Research in the laboratory of Dr. Kari Johnson seeks to identify neuroadaptations that occur following long-term alcohol exposure. We are particularly interested in how alcohol affects the basal ganglia, a brain system important for reinforcement learning and action selection. Our goal is to understand how alcohol alters basal ganglia physiology and related behaviors so that we can identify new strategies to reverse the effects of alcohol and reduce accompanying problematic behaviors such as excessive alcohol intake.
We use a combination of classic and modern neuroscience techniques to study and manipulate specific synapses in mice. To study alcohol effects on synaptic transmission, we perform ex vivo whole-cell patch clamp recordings in acute brain slices. Stimulation of discrete synaptic terminals using optogenetic techniques enhances the specificity of our analysis. Our behavioral analysis focuses on how distinct basal ganglia circuits contribute to reinforcement learning and how these circuits and behaviors are affected by alcohol. To study the contributions of neural pathways of interest, we use a combination of techniques including optogenetics and chemogenetics. These approaches allow us to determine the effects of increasing or decreasing activity in specific basal ganglia circuit elements during behavior and provide opportunities to evaluate circuit-specific interventions that could reverse the effects of alcohol.

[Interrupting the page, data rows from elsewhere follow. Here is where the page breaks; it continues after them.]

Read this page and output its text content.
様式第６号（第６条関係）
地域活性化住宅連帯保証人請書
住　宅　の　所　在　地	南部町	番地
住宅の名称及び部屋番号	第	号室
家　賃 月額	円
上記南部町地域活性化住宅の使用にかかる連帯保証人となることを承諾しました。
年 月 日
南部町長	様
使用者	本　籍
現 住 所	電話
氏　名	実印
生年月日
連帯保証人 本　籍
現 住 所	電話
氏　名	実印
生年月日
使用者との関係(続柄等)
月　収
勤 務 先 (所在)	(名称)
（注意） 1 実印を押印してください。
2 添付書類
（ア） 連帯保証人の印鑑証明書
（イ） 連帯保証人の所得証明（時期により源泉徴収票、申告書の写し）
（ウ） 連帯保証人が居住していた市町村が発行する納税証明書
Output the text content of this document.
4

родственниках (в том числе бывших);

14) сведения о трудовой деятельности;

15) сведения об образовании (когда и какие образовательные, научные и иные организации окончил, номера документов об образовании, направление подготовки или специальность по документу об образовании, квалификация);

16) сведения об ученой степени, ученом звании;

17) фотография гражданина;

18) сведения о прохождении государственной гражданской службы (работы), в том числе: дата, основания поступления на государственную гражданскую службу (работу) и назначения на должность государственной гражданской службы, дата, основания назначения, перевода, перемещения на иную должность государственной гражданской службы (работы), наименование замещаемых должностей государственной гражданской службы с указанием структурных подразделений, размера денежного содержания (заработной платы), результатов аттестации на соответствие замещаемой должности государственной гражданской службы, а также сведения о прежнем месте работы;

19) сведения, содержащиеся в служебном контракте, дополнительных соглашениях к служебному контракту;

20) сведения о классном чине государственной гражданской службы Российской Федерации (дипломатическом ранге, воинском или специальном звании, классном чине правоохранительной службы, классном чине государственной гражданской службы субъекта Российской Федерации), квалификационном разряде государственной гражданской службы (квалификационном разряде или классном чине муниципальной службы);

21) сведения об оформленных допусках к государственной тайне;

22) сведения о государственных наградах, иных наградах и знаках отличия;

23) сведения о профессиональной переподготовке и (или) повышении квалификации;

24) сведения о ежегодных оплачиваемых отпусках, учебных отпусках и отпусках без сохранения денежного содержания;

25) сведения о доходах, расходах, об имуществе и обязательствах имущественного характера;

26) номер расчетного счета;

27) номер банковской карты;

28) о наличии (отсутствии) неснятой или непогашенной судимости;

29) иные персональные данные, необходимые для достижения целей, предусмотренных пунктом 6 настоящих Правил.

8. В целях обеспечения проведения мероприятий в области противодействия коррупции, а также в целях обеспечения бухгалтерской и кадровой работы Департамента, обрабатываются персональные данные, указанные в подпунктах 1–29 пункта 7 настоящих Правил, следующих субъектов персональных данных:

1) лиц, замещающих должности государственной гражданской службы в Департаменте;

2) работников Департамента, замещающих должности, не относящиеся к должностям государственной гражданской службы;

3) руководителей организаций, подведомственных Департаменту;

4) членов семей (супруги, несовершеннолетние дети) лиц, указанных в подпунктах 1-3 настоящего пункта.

Previous work by Dr. Johnson and colleagues has identified alcohol-induced disruption of G protein-coupled receptor (GPCR)-mediated plasticity at cortical synapses in the striatum. Building on this finding, the Johnson Lab is now exploring the behavioral implications of disrupting corticostriatal plasticity using techniques including neuron-specific deletion of GPCRs and expression of genetically encoded proteins that selectively disrupt GPCR function in specific types of neurons. We are also exploring the use of both allosteric modulators of endogenous GPCRs and chemogenetic approaches to rescue alcohol-induced disruptions of GPCR function.
In addition to our work on alcohol-induced adaptations in basal ganglia function, the Johnson laboratory studies instrumental learning driven by a variety of reinforcers including palatable food and optogenetic stimulation of neurons. We are particularly interested in how endogenous GPCR activity modulates synaptic transmission to influence reinforcement learning in mice. For example, Dr. Johnson’s recent work established that direct stimulation of thalamic terminals in the striatum using optogenetic techniques is sufficient to reinforce lever-pressing behavior, and lever-pressing for thalamostriatal stimulation is constrained by endogenous metabotropic glutamate receptor activity.